The anger of American allies, over Mr. Trump’s decision to impose tariffs, is palpable.

“Patently absurd” is what Liam Fox, the British trade minister, called them. Chancellor Angela Merkel of Germany said they were “illegal,” while Mr. Trudeau said they were “insulting and totally unacceptable” — and that was in the carefully worded public statement. In a phone call with Mr. Trump, he was said to be even more blunt.

Before the summit meeting, finance ministers from the other six countries that form the Group of 7, or G-7, condemned Mr. Trump’s trade decisions in an extraordinary rebuke of a member nation’s president. And some of the leaders themselves have threatened to boycott the usual end-of-meeting communiqué. A senior Canadian official said a statement by only Mr. Trudeau, the gathering’s host, is possible.

Asked about the upcoming discussions in Canada, Ms. Merkel, the famously taciturn leader of Germany, said they would be “difficult.”

There have been disagreements within the G-7 in the past, including a long chill between the Europeans and President George W. Bush over the Iraq war. When President Ronald Reagan put missiles in Europe, his counterparts branded him a cowboy who would start World War III.

But rarely — if ever — has there been the kind of visceral and unanimous outrage at an American president among the United States’ most important allies, who for decades have seen the closest of relationships with the leader of the free world as a paramount foreign policy priority.

Mr. Trump has repeatedly poked his counterparts in the eye — ignoring their pleas to remain a part of the Paris climate treaty, the Trans-Pacific Partnership trade pact and the Iran nuclear deal, and more recently by branding their steel and aluminum industries threats to national security, and therefore subject to tariffs.

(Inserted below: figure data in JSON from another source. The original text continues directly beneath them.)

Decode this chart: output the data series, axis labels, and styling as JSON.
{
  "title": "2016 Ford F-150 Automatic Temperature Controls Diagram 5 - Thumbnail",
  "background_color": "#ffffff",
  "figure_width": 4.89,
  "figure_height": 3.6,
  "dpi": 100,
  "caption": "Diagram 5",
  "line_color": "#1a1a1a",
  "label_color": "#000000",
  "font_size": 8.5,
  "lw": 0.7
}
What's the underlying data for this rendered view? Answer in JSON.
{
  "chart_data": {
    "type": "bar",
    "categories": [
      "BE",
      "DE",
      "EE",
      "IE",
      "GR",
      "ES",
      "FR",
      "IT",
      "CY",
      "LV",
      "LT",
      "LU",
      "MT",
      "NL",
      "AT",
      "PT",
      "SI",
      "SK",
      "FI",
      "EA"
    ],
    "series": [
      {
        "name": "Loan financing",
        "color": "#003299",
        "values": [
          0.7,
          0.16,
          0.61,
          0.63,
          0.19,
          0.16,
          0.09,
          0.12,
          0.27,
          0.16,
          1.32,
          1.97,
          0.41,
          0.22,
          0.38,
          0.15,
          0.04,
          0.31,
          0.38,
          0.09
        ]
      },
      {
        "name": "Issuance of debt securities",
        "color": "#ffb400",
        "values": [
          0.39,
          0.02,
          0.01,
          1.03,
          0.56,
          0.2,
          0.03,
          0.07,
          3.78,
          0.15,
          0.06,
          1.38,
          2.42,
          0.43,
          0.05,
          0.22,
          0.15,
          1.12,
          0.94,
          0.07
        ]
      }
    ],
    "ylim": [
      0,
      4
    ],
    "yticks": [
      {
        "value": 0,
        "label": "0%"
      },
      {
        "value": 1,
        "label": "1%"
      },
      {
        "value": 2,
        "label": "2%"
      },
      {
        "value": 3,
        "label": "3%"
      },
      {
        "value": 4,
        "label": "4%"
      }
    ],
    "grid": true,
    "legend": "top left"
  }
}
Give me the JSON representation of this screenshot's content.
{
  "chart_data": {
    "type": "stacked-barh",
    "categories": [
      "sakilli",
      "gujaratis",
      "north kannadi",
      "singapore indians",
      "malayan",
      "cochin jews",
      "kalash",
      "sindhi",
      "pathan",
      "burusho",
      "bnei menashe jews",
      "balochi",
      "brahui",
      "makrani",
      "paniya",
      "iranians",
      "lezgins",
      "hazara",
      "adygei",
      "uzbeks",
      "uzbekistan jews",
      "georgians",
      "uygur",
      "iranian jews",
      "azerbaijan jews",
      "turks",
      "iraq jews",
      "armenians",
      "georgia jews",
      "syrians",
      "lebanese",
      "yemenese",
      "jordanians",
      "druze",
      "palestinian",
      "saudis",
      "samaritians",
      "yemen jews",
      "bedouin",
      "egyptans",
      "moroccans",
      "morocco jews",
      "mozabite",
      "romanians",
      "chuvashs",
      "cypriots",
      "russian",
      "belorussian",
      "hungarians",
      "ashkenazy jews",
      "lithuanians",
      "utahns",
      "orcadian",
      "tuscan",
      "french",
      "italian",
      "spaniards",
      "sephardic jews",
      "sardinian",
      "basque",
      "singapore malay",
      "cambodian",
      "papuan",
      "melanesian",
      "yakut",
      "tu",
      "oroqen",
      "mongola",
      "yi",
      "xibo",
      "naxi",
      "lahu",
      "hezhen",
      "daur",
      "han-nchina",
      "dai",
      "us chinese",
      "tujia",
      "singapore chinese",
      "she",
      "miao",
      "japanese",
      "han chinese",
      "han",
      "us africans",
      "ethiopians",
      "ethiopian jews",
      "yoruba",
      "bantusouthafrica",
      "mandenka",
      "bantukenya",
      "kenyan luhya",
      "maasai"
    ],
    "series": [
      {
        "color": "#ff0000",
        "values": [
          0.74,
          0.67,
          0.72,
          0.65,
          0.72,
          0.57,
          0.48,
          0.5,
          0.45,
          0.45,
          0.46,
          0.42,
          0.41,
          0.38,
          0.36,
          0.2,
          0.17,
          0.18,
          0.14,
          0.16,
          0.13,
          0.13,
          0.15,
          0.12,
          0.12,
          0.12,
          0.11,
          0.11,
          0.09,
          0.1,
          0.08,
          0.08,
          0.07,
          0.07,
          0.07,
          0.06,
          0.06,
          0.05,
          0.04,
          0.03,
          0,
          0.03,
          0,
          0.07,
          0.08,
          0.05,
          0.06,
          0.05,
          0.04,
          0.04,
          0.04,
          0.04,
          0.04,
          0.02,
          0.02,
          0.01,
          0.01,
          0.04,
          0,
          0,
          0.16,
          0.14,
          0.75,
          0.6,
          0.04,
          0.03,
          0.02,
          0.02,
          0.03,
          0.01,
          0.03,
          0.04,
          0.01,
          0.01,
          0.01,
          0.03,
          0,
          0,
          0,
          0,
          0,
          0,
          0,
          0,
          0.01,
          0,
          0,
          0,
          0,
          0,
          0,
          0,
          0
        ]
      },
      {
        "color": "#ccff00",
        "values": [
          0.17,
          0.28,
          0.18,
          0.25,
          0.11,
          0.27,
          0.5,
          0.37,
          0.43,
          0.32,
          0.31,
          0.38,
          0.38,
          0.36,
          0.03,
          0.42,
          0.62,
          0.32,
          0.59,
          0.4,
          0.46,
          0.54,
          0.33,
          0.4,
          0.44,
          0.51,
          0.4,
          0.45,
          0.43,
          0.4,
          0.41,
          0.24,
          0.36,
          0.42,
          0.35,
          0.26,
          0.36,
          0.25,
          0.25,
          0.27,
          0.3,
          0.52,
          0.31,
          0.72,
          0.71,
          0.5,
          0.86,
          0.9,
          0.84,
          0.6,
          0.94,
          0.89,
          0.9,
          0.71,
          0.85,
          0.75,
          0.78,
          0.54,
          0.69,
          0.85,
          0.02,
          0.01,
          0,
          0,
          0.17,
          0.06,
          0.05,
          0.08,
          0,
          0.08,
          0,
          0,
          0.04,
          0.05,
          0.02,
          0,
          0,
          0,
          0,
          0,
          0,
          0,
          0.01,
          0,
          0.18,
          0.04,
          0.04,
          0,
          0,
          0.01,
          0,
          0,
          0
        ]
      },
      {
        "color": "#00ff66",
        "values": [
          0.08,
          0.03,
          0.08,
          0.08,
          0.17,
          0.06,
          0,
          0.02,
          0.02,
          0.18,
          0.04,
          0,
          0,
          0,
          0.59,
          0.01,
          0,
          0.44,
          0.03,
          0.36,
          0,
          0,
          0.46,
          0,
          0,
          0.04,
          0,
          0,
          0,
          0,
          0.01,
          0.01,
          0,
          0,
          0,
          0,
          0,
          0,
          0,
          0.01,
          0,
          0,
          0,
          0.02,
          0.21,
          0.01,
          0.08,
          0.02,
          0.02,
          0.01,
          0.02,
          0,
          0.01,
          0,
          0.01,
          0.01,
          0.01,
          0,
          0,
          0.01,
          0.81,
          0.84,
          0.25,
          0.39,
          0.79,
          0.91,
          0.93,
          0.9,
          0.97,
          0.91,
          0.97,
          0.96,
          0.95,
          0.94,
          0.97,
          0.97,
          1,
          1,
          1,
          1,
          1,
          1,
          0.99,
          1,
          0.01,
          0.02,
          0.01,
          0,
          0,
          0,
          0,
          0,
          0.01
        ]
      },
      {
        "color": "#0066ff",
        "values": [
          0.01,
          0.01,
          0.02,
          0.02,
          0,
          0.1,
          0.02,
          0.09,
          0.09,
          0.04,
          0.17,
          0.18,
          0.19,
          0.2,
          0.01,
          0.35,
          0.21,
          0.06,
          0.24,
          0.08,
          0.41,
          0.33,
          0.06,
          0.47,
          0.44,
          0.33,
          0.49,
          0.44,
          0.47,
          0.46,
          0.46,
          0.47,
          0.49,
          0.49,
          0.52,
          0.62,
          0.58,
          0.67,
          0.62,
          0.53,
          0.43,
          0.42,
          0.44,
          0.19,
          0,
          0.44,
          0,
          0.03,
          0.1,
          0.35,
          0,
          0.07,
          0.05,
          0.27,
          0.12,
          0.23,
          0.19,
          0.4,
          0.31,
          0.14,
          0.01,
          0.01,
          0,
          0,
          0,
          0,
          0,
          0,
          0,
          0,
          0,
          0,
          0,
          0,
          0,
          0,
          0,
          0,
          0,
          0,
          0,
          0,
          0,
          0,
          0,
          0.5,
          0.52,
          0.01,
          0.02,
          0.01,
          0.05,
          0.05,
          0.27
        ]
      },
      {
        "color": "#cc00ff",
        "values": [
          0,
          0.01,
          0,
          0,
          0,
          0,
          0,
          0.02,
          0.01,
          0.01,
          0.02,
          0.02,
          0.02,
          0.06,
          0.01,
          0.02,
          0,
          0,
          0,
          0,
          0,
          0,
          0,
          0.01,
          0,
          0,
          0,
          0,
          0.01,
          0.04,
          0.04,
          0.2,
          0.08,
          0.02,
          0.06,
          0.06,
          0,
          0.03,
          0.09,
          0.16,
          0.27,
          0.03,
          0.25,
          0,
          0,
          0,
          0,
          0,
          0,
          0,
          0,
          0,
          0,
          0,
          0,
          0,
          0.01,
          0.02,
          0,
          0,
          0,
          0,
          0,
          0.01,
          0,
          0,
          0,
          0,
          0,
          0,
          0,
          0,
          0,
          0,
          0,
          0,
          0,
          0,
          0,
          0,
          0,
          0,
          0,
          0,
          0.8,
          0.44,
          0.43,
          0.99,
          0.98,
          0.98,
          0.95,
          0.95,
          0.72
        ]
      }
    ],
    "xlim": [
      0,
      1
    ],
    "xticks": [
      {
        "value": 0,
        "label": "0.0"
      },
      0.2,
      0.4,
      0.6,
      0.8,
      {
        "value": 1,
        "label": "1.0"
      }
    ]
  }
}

So when Mr. Trump disembarks Friday morning from Air Force One for a day and a half of closed-door meetings in the resort town of La Malbaie, the president can expect a subzero reception for what some observers have begun calling the “G6+1,” a reference to the political and diplomatic isolation that Mr. Trump has created for himself with his unilateral trade and security actions against his friends.